Many people don’t know this, but after the Jordanians conquered the old city of Jerusalem they chased out all the Jews who lived in the Jewish quarter, burnt it down, turned synagogues into horse stables and banned the Jews from praying in the western wall. That’s why the Jewish quarter looks newer than the other quarters – because Israel rebuilt it after it conquered the old city from the Jordanians in the 6 days war in 1967.
Even though the Jews were denied access by the Jordanians to their holy places in the old city, Israel didn’t open a war against Jordan.
It was the Arabs again who provoked a war against Israel in 1967 even though they had all of the west bank and east Jerusalem (and the syrians had the Golan heights and the Egyptians had Egypt and Gaza).
In this war in 1967 Israel conquered the old city of Jerusalem from the Jordanians. but Moshe Dayan – who was then the Israeli defense minister (if I’m not mistaken) made a decision that is still controversial in Israel today – which was to give control on temple mount to the Waqf – or Muslim charge. He probably did that to prevent a scenario where the Arab Israeli confilct becomes a religious one and where billions of Muslims around the world will want to march towards Jerusalem to free Al Aqsa Mosque.
So while Israel controls all the old city of Jerusalem, Temple Mount is under Arab Muslim control.
Now you have to realize that the most sacred place for Jews in Jerusalem is not the wailing wall but Temple Mount. That is where the Jewish temple was built and later the Muslims built on that very spot the al-Aqsa Mosque with its golden dome.

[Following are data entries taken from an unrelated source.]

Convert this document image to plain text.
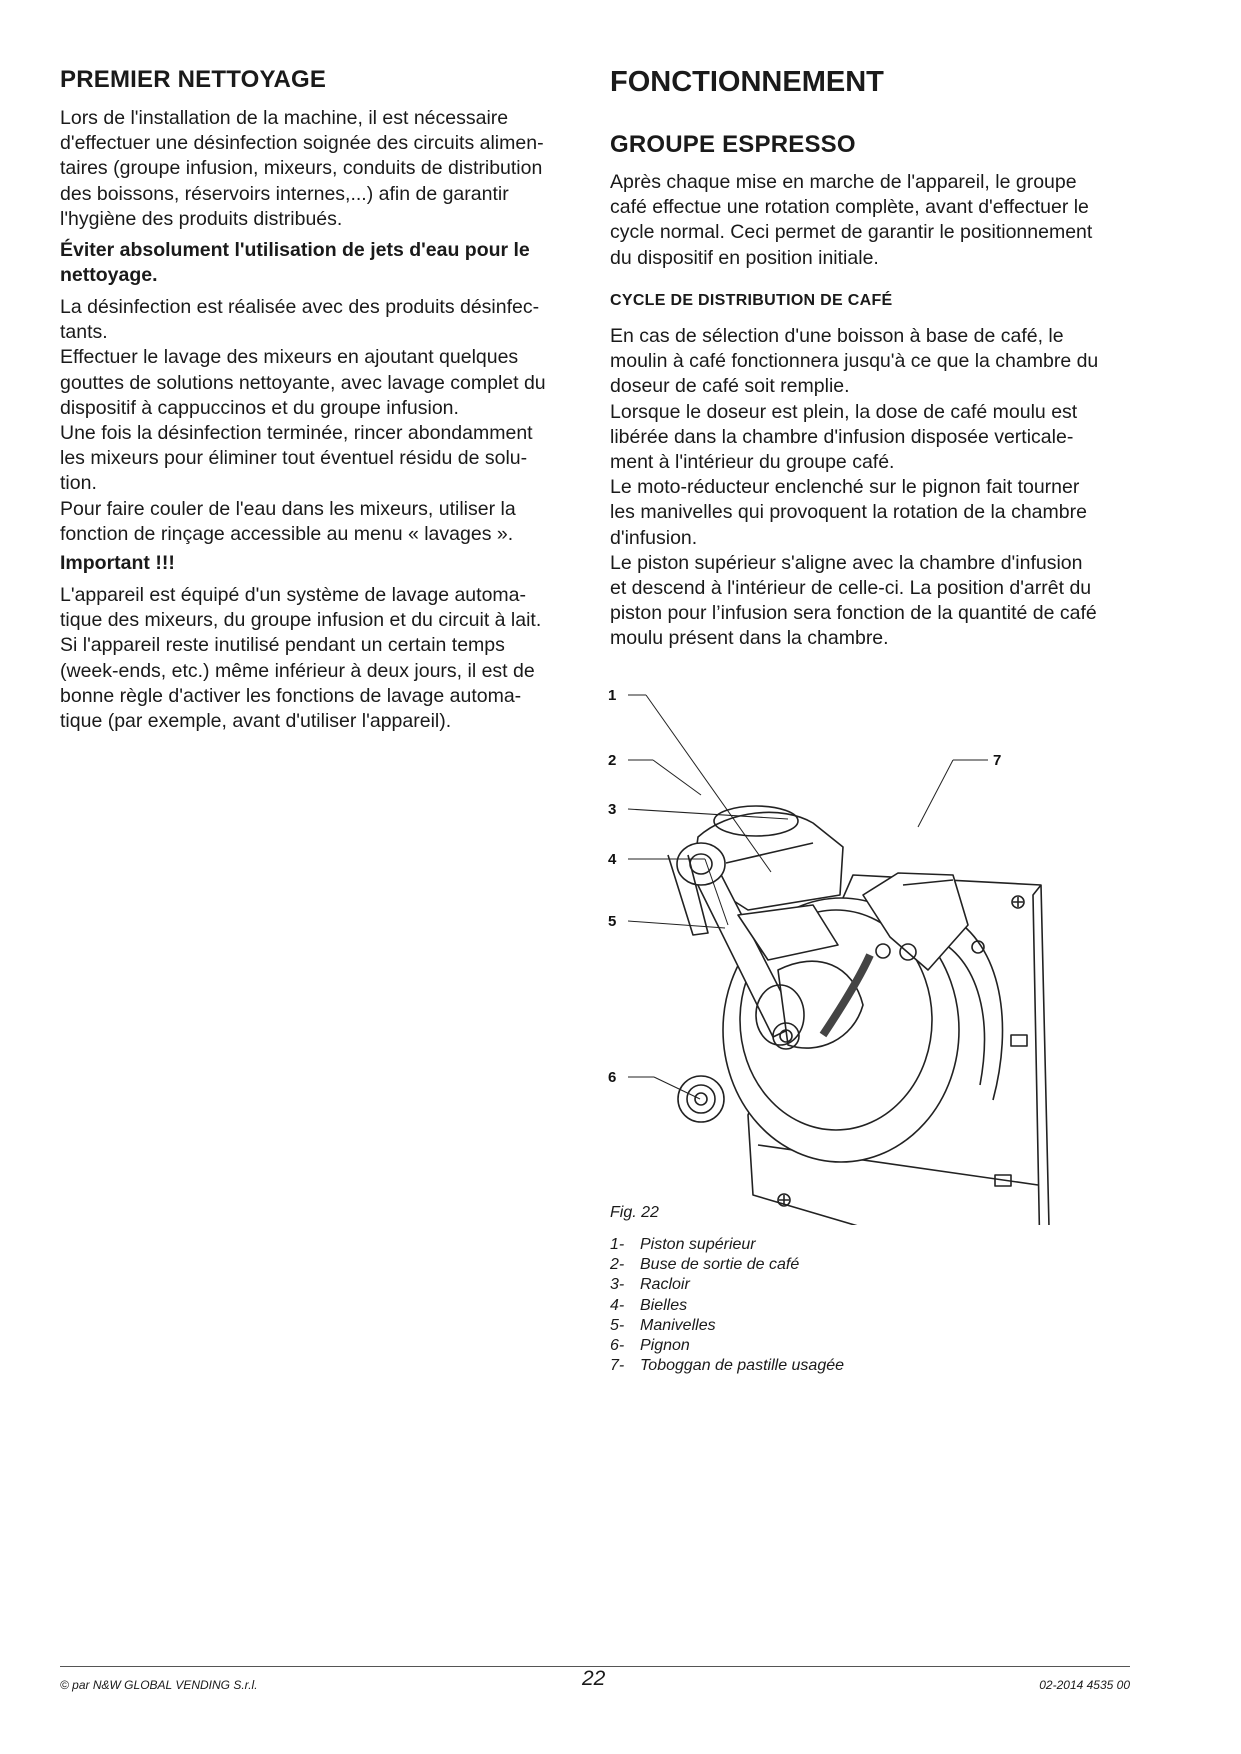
PREMIER NETTOYAGE

Lors de l'installation de la machine, il est nécessaire
d'effectuer une désinfection soignée des circuits alimen-
taires (groupe infusion, mixeurs, conduits de distribution
des boissons, réservoirs internes,...) afin de garantir
l'hygiène des produits distribués.

Éviter absolument l'utilisation de jets d'eau pour le
nettoyage.

La désinfection est réalisée avec des produits désinfec-
tants.
Effectuer le lavage des mixeurs en ajoutant quelques
gouttes de solutions nettoyante, avec lavage complet du
dispositif à cappuccinos et du groupe infusion.
Une fois la désinfection terminée, rincer abondamment
les mixeurs pour éliminer tout éventuel résidu de solu-
tion.
Pour faire couler de l'eau dans les mixeurs, utiliser la
fonction de rinçage accessible au menu « lavages ».

Important !!!

L'appareil est équipé d'un système de lavage automa-
tique des mixeurs, du groupe infusion et du circuit à lait.
Si l'appareil reste inutilisé pendant un certain temps
(week-ends, etc.) même inférieur à deux jours, il est de
bonne règle d'activer les fonctions de lavage automa-
tique (par exemple, avant d'utiliser l'appareil).

FONCTIONNEMENT
GROUPE ESPRESSO

Après chaque mise en marche de l'appareil, le groupe
café effectue une rotation complète, avant d'effectuer le
cycle normal. Ceci permet de garantir le positionnement
du dispositif en position initiale.

CYCLE DE DISTRIBUTION DE CAFÉ

En cas de sélection d'une boisson à base de café, le
moulin à café fonctionnera jusqu'à ce que la chambre du
doseur de café soit remplie.
Lorsque le doseur est plein, la dose de café moulu est
libérée dans la chambre d'infusion disposée verticale-
ment à l'intérieur du groupe café.
Le moto-réducteur enclenché sur le pignon fait tourner
les manivelles qui provoquent la rotation de la chambre
d'infusion.
Le piston supérieur s'aligne avec la chambre d'infusion
et descend à l'intérieur de celle-ci. La position d'arrêt du
piston pour l’infusion sera fonction de la quantité de café
moulu présent dans la chambre.

1
2
3
4
5
6
7
Fig. 22
1- Piston supérieur
2- Buse de sortie de café
3- Racloir
4- Bielles
5- Manivelles
6- Pignon
7- Toboggan de pastille usagée
© par N&W GLOBAL VENDING S.r.l.	22	02-2014 4535 00
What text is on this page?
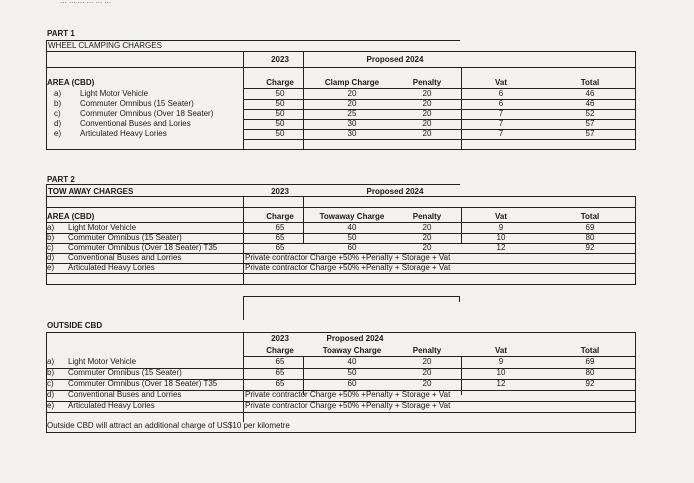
... ... ... ... ... ...
PART 1
WHEEL CLAMPING CHARGES
2023	Proposed 2024
AREA (CBD)	Charge	Clamp Charge	Penalty	Vat	Total
a) Light Motor Vehicle	50	20	20	6	46
b) Commuter Omnibus (15 Seater)	50	20	20	6	46
c) Commuter Omnibus (Over 18 Seater)	50	25	20	7	52
d) Conventional Buses and Lories	50	30	20	7	57
e) Articulated Heavy Lories	50	30	20	7	57
PART 2
TOW AWAY CHARGES	2023	Proposed 2024
AREA (CBD)	Charge	Towaway Charge	Penalty	Vat	Total
a) Light Motor Vehicle	65	40	20	9	69
b) Commuter Omnibus (15 Seater)	65	50	20	10	80
c) Commuter Omnibus (Over 18 Seater) T35	65	60	20	12	92
d) Conventional Buses and Lorries	Private contractor Charge +50% +Penalty + Storage + Vat
e) Articulated Heavy Lories	Private contractor Charge +50% +Penalty + Storage + Vat
OUTSIDE CBD
2023	Proposed 2024
Charge	Toaway Charge	Penalty	Vat	Total
a) Light Motor Vehicle	65	40	20	9	69
b) Commuter Omnibus (15 Seater)	65	50	20	10	80
c) Commuter Omnibus (Over 18 Seater) T35	65	60	20	12	92
d) Conventional Buses and Lorries	Private contractor Charge +50% +Penalty + Storage + Vat
e) Articulated Heavy Lories	Private contractor Charge +50% +Penalty + Storage + Vat
Outside CBD will attract an additional charge of US$10 per kilometre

Ultra orthodox Jews view temple mount as too sacred to pray at. They believe that it’s only when the Messiah comes that the Jews will be allowed to go to Temple Mount again and built the 3rd Jewish Temple.
However other Jews want with all their heart to go and pray at Temple mount – problem is that the Muslims don’t allow it and the Israeli authorities do what the Muslims want. Any Jew who tries to pray at Temple mount is immediately taken out by the Israeli soldiers.
In addition, Israeli archaeologists believe that there are tremendously important archaeologist findings beneath in the area of Temple mount that have to do with Jewish heritage, but not only are they banned by the Arabs from entering the area and excavating there, the Arabs are building without permission in the area and without any consideration damage archaeologist findings and throw away valuable soil from there.
So the conflict between the Arabs and Jews in Jerusalem is not about access to religious site. Under Israeli control there’s free access to all religions. The only religious site where access is somewhat limited is actually in Temple mount which is controlled by the Arabs and where non muslims can only visit at limited hours.
The conflict is a territorial one – the Arabs have a hard time accepting the presence of the state of Israel in the holy land no matter in which borders and they opened wars against Israel even when all of east Jerusalem and the west bank was under their control.
My long comment may seem pro-Israeli, but everything I wrote is true and you can check it. I wrote it because I think that many westerners are given wrong impression by the media and Arab propaganda about what the Arab Israeli conflict is all about.
This is a fantastic comment, and definitely in line with things that I was learning while there. It is indeed a conflict that is deeply rooted in everyone’s history at this point, and will continue to be one unfortunately moving forward. It was very enlightening to finally be there and see it first hand.